Layout Review Checklist
Document translation tries to keep structure, but complex files can still shift. Review these items page by page:
Three Items to Check After Export
- Text formatting: Check heading levels, spacing, font sizes, line breaks, and obvious layout shifts.
- Images and charts: Confirm chart titles, legends, axis labels, and captions still match the surrounding text.
- Tables: Review merged cells, numbers, units, decimals, and notes instead of judging only by appearance.
- Formulas: Compare variables, subscripts, superscripts, and symbols with the original document.
- Headers and footers: Page numbers, footnotes, citation markers, and tables of contents are easy to miss.
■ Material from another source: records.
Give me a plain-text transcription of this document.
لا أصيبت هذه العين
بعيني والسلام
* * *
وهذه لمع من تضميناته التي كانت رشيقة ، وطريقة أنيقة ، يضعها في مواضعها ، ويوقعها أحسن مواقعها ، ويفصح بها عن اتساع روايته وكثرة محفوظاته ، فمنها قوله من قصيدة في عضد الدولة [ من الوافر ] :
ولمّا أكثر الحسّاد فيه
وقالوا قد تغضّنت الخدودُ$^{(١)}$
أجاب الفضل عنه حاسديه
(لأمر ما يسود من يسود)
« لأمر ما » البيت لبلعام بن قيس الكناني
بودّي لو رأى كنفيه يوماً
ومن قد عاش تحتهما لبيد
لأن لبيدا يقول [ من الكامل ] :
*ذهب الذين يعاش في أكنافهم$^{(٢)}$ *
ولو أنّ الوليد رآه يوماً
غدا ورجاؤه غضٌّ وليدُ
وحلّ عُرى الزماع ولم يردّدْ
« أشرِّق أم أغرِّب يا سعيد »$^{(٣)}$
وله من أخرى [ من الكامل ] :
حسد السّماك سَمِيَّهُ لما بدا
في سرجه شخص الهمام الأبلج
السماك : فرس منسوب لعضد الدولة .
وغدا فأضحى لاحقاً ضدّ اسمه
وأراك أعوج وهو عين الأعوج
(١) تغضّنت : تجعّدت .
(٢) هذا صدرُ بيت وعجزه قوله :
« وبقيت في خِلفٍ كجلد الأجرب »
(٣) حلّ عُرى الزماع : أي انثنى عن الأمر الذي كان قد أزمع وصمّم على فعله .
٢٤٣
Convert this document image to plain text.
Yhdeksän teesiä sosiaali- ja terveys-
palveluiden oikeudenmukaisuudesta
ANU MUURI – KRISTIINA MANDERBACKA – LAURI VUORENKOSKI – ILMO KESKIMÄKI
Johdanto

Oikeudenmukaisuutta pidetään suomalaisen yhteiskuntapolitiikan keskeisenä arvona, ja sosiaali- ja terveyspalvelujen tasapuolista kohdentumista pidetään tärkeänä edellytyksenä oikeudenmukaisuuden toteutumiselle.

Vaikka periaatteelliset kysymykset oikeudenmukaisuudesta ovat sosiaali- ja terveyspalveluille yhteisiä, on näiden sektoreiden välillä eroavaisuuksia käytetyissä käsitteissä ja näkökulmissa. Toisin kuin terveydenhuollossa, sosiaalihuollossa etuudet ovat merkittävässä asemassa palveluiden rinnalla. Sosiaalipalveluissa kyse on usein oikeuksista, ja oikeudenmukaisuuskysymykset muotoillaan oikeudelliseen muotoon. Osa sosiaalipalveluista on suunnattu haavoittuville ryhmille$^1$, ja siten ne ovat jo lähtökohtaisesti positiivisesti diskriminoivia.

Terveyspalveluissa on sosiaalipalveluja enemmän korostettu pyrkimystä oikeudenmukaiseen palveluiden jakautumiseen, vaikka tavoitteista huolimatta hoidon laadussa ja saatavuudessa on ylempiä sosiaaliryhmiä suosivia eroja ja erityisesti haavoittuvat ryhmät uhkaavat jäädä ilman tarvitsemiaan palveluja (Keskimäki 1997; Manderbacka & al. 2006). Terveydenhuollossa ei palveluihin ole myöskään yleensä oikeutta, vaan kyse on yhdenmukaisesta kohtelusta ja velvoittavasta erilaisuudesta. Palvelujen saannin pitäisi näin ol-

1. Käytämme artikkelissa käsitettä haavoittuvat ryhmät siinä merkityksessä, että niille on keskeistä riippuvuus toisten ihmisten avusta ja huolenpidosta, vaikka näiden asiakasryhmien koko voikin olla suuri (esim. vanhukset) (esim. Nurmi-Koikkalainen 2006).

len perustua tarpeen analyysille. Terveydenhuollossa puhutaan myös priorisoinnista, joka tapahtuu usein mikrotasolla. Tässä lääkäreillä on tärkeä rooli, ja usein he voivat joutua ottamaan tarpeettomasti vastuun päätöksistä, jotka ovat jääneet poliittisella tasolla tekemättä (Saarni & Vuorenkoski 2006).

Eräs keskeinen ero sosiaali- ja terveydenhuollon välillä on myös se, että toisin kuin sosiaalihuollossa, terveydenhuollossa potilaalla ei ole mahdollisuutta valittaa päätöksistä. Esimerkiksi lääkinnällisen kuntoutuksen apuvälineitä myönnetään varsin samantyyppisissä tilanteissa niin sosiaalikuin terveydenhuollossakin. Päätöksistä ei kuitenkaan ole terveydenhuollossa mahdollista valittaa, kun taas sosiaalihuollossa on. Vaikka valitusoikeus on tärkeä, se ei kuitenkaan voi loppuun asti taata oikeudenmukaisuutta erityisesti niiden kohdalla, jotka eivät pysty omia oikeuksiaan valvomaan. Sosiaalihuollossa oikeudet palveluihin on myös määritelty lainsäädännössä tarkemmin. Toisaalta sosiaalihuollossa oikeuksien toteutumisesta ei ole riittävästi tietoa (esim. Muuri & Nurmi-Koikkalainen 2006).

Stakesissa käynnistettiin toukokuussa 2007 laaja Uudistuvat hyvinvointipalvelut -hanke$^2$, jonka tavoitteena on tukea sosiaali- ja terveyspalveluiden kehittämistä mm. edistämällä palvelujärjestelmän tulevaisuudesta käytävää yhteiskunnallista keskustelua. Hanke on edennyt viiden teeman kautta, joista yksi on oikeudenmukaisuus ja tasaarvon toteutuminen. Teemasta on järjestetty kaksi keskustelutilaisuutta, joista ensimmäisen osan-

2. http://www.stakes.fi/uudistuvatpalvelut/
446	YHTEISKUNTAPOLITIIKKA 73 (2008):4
File Size, Quotas, and Membership Notes
File size, page limits, daily quotas, and membership benefits can change. Check these items in the current app instead of relying on fixed numbers:
| Item to Check | Why It Matters | Suggested Action | Risk |
|---|---|---|---|
| Single-file size | Large PDFs or slides may fail to upload | Test with a small file first | Old limits may be wrong |
| Quota window | Quota can vary by account and campaign | Read the upload screen | Batch jobs may stop midway |
| Membership benefits | Benefits, speed, and export formats may change | Check before paying | Do not rely on third-party claims |
Document Translation Tips
- Select the right source language: For mixed-language documents, test one page instead of trusting auto-detect blindly.
- PDF Quality Matters: Native digital PDFs (text-based) produce the best results. Scanned PDFs (image-based) depend on OCR accuracy.
- Split large documents: Break very large files into chapters or appendices to reduce failure and layout-shift risk.
- Use Bilingual Mode: Always review translations in bilingual side-by-side mode first to easily cross-reference with the original text.
- Technical terminology: Medical, legal, financial, and engineering files need a glossary and human review.